Here’s the official synopsis:
Following Daniel Domscheit-Berg (Brühl), an early supporter and eventual colleague of Julian Assange (Cumberbatch), “The Fifth Estate” traces the heady, early days of WikiLeaks, culminating in the release of a series of controversial and history changing information leaks. The website’s overnight success brought instant fame to its principal architects and transformed the flow of information to news media and the world at large.

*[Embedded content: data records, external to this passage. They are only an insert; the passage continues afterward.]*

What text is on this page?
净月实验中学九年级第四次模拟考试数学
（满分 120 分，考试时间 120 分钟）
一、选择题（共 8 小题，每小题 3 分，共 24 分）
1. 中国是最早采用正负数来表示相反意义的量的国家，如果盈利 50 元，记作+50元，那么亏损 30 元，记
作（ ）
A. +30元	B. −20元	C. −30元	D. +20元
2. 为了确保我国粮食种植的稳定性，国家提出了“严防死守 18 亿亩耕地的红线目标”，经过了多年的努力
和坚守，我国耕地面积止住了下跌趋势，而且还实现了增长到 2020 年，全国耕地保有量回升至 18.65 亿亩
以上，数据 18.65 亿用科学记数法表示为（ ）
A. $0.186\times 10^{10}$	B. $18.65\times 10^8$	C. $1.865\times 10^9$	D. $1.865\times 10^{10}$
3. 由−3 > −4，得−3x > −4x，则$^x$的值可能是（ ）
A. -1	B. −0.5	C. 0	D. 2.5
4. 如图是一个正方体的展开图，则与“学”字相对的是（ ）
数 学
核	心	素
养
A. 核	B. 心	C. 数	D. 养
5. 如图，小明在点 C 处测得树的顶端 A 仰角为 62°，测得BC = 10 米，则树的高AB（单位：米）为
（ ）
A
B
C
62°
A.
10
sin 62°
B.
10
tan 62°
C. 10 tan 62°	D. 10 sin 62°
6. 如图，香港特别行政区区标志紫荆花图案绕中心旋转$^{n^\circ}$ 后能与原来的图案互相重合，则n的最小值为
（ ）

Condon has assembled a phenomenal cast to his cause here, and wherever viewers fall on The Fifth Estate‘s politics, there’s a good chance everyone will be able to agree on acting. Most notable, of course, is Benedict Cumberbatch, whose 2013 began with Star Trek Into Darkness and will end with The Hobbit: The Desolation of Smaug (with The Fifth Estate and 12 Years a Slave serving as buffers between them), portraying Assange himself. This could be the film that gets him the most awards exposure this year, but time will tell on that score.
He’s joined by Daniel Bruhl, Laura Linney, Anthony Mackie, Stanely Tucci, David Thewlis, Peter Capaldi, and Carice van Houten, each playing roles both real (Bruhl plays Assange’s WikiLeaks cohort Daniel Domscheit-Berg, while Thewlis plays British investigative journalist Nick Davies) and imagined (Linney, Mackie, and Tucci appear to be playing either fictitious characters or composites). Even if The Fifth Estate ends up playing loose with facts or painting a biased portrait of Assange, the film should showcase some stand-out work by these outstanding performers, and it may be worth seeing on those grounds alone.
We’ll know for sure in a few months from now. In the meantime, enjoy the trailer as well as the above photo gallery.
The Fifth Estate releases in US theaters on October 11, 2013.